Because of these reasons, companies are migrating to chip multiprocessors to take advantage of the extra area available, even though there is still a huge potential to speed up a single thread software. Hence, new architectural alternatives that can take advantage of the integration possibilities and that can address the performance issues stated before become necessary.
Reconfigurable fabric appears to be a serious candidate to be one of these solutions. By translating a sequence of operations into a combinational circuit performing the same computation, one could gain performance and reduce energy consumption at the price of extra area [4] [5] . Furthermore, at the same time that reconfigurable computing can explore the ILP of the applications, it also speeds up sequence of data dependent instructions, which is its main advantage when comparing to traditional architectures. Dataflow architectures put this concept to the edge, achieving huge speed-ups [11] .
Another advantage of reconfigurable architectures is their regularity: it is common sense that as the more the technology shrinks, the more important regularity becomes -since this will affect the reliability of printing the geometries employed today in 65 nanometers and below [6] . Besides being more predictable, regular circuits are also low cost, since as more customizable the circuit is, more expensive it becomes. This way, reconfigurable architectures based on regular fabric could solve the mask cost and many other issues such as printability, power integrity and other aspects of the near future technologies.

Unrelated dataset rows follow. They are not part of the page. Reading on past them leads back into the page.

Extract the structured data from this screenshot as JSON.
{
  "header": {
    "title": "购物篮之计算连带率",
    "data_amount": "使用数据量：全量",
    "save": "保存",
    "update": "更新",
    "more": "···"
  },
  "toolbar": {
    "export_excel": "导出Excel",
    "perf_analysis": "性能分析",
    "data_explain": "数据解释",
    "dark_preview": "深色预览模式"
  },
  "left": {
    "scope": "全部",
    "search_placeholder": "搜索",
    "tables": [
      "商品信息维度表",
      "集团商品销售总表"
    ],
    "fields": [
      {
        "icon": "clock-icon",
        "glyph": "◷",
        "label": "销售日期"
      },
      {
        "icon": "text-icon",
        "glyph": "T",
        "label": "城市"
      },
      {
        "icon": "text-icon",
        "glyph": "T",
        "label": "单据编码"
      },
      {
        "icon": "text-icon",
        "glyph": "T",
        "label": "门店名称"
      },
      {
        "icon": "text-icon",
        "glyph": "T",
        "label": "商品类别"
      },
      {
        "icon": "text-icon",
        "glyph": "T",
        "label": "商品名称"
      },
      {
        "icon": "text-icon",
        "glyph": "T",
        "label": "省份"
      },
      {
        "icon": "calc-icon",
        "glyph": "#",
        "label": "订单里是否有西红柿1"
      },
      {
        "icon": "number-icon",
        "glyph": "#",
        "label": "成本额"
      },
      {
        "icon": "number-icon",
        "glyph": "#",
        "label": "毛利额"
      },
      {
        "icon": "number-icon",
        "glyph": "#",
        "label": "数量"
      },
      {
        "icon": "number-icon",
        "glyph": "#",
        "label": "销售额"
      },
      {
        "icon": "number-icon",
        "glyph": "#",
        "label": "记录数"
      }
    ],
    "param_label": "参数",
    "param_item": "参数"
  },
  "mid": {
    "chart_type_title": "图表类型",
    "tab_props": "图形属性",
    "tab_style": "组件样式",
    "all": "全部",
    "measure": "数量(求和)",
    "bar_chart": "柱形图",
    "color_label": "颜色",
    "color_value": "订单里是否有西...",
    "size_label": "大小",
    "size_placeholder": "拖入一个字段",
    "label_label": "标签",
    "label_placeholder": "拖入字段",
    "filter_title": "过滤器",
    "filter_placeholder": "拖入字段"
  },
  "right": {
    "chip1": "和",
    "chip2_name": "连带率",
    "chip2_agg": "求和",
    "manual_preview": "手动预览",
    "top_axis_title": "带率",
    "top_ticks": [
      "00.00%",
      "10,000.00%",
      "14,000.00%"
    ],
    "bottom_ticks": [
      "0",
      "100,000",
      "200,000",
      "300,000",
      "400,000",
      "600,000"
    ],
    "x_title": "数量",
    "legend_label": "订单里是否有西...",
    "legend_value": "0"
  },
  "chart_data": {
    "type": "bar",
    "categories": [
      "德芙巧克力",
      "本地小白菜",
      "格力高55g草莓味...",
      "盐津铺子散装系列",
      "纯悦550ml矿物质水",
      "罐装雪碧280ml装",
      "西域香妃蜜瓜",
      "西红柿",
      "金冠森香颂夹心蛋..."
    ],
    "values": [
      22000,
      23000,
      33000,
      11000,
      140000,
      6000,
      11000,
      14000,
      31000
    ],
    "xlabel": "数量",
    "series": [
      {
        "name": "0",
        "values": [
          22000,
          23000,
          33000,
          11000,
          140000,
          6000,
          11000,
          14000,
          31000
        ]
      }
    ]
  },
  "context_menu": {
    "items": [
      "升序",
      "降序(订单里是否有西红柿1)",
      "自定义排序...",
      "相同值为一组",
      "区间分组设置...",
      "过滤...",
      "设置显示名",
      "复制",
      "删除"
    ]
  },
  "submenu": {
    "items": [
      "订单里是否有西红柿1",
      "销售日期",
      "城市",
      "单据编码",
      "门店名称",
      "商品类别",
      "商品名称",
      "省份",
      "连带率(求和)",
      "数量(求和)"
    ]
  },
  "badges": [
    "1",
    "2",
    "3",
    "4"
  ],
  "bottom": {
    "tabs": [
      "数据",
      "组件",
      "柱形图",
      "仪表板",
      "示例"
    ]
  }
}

However, even with all these positive aspects cited before, reconfigurable architectures are still not largely used. The major problem precluding their usage is the necessity of special tools and compilers, modifying in somehow the source or binary code. As the old X86 ISA has been showing, keeping legacy binary code reuse and traditional programming paradigms are key factors to reduce the design cycle, allowing one to deploy the product as soon as possible on the market.
Based on all these facts, our work proposes the use of a technique called Dynamic Instruction Merging, which is a new binary translation approach implemented in hardware, used to detect and transform sequences of instructions at run time to be executed on a reconfigurable array, in a totally transparent process: there is no necessity of changing the code before its execution at all.
The employed array is coarse-grained and tightly coupled to the processor, composed of simple functional units and multiplexers. Therefore, it is not limited to the complexity of fine-grain configurations, making possible its implementation in any future technology, not just in FPGAs. Consequently, we can take all the advantages of the reconfigurable systems cited before, maintaining independence of technology and binary code reuse.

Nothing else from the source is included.